【6月15日 AFP】スペイン最南端にほど近いカディス(Cadiz)湾。太陽が姿を現す中、漁師たちはクロマグロがかかった大きな定置網を引き揚げ始めた。「揚げろ!」の掛け声を合図に、ウエットスーツを着た男性たちが網の中に飛び込み、獲物にとどめを刺していく。

 3000年前から続く伝統的な定置網漁「アルマドラバ」だ。網を仕掛け、産卵のため大西洋から暖かい地中海に回遊してくるクロマグロを捕獲する。網は複数の区画で構成されており、特に大きな個体だけを捕らえられるように造られている。
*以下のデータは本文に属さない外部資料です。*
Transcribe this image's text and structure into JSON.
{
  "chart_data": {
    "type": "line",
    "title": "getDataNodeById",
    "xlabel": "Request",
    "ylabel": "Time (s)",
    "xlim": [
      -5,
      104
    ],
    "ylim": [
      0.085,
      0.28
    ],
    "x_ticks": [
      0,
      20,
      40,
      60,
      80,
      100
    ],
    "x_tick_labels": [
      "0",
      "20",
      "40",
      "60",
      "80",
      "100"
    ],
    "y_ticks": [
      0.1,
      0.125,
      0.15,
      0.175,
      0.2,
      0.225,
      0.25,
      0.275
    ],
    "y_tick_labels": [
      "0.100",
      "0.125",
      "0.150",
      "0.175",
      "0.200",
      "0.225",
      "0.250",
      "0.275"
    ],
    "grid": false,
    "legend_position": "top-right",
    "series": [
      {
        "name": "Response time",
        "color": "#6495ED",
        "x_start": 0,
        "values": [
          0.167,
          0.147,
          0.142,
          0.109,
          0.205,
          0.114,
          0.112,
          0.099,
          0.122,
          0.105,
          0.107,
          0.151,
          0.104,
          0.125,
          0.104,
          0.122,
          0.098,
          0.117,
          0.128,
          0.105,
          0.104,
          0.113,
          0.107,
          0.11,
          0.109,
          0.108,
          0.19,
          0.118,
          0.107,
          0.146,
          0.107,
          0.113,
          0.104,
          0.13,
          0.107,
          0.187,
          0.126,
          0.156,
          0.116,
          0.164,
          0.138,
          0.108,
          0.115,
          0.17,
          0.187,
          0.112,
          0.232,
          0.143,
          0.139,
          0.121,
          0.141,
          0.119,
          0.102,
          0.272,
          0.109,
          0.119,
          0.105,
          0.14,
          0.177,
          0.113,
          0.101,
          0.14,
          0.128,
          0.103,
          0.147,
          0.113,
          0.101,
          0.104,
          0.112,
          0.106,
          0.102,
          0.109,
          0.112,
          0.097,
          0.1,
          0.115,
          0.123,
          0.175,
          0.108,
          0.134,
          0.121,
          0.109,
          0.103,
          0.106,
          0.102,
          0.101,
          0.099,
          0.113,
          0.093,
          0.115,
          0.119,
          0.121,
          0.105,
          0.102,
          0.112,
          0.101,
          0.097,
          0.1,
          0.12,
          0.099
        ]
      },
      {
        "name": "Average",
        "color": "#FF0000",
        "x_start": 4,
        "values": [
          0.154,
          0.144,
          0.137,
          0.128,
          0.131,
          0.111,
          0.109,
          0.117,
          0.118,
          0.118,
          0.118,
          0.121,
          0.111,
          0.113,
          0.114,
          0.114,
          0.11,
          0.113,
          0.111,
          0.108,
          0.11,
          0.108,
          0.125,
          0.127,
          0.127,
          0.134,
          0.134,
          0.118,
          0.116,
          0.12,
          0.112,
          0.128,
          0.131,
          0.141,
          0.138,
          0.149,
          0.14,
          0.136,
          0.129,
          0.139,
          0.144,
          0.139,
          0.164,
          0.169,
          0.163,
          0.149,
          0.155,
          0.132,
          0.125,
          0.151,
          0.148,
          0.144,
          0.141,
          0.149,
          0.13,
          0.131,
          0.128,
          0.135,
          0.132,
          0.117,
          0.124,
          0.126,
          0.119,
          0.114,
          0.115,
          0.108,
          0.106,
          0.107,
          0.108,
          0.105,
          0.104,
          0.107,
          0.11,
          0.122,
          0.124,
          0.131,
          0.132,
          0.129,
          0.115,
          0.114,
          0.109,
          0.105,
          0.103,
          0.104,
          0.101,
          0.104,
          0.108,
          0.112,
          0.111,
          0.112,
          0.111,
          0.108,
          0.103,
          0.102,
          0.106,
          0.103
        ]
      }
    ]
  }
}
「クロマグロはまるで雄牛だ。その一撃は馬の蹴りのように強い」と語るのは、船長のアントニオ・ポンセ(Antonio Ponce)氏(61)。

 この海域では紀元前約1200年ごろにフェニキア人が地中海を制して以来、アルマドラバが行われてきた。

 ところが、採算性の問題から、スペインでは1970年代にアルマドラバは途絶えかけていた。それが高品質のクロマグロへの日本からの需要の高まりを受け、息を吹き返した。

 カディス県沖では、年間約1600トンのクロマグロがアルマドラバによって水揚げされている。

 アルマドラバ生産者・漁師団体(OPP51)によると、カディスでは約500人の漁師がこの漁に従事している。

 スペイン以外では、イタリアとモロッコ、ポルトガルでしか行われていない漁法だ。